21 aprile 2015 15:07

È una lotta senza esclusione di colpi. Con le sue giravolte e i suoi colpi di scena, la battaglia sulla legge elettorale evidenzia di giorno in giorno le anomalie della politica italiana. In nessun paese dell’Unione europea le leggi elettorali provocano contrasti politici, pur essendo in vigore da molti decenni. Dappertutto c’è consenso sul fatto che per cambiare le regole ci vuole un ampio accordo tra le forze politiche. Non è così in Italia, dove dopo il Mattarellum e il Porcellum si cambia per la terza volta in pochi anni per introdurre l’Italicum.

Lo sconcertante balletto sulla legge si trascina da anni. Dopo un estenuante tira e molla, nel marzo del 2012 Bersani, Alfano e Casini avevano finalmente annunciato un accordo, seppellito puntualmente da nuove risse e dall’inevitabile rituale dei veti incrociati.

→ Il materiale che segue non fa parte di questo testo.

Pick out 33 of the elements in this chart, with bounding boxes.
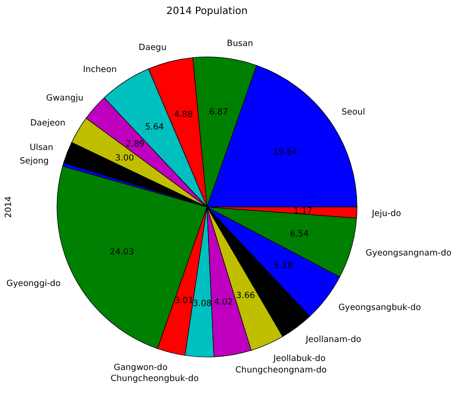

Alla fine, la rottura del patto del Nazareno ha fatto saltare l’accordo tra Renzi e Berlusconi sull’Italicum. Le opposizioni hanno cercato di bloccare la legge con più di sessantamila emendamenti. Per vincere questa battaglia anomala, Renzi ora ha deciso di sostituire ad diem, cioè solo per una votazione, dieci degli undici membri Pd della commissione affari costituzionali, tra cui Cuperlo, Bersani e Bindi. Per protesta Movimento 5 stelle, Sinistra e libertà, Scelta civica e Forza Italia hanno abbandonato la commissione: “Si voti da solo la riforma.”

In questo dialogo tra sordi i toni sono drammatici e non mancano gli appelli al capo dello stato. Anche se il governo ha i numeri alla camera, la battaglia rischia di provocare strascichi pesanti nel Partito democratico. Il M5s e Sel promettono ostruzionismo pesante e solidarizzano con la minoranza del Pd, che grida alla deriva autoritaria e che Renzi vuole sconfiggere definitivamente con una rischiosa prova di forza. Alla fine il premier sarà costretto a porre la fiducia, esasperando ulteriormente gli animi. Nella conta finale i voti di M5s e Sel si fonderanno con quelli di Lega nord e Forza Italia.

Tutto questo per una legge mediocre che permette di fatto l’elezione diretta del premier, regalando il 54 per cento dei parlamentari al partito che raggiunge il 40 per cento. La soglia di sbarramento al 3 per cento favorisce quella frantumazione politica che da decenni rende così complicato il quadro politico del paese.

Dopo anni di polemiche la montagna sta partorendo un topolino. Renzi vincerà la lotta di potere interna al Pd. Ma la vera beffa per il premier potrebbe arrivare dopo, perché il presidente della repubblica potrebbe rifiutarsi di firmare l’Italicum poiché contraddice il sistema bicamerale previsto dalla costituzione. Certo, c’è una clausola che posticipa l’entrata in vigore della legge elettorale a luglio del 2016. Ma con i tempi del parlamento italiano non c’è nessuna garanzia che il senato sarà davvero abolito entro quella data.

A questo punto si impone una domanda: non sarebbe stato meglio varare una legge che godesse di un largo consenso e non fosse vista con ostilità da gran parte dello schieramento politico? Un vero Italicum al posto del Florentinum?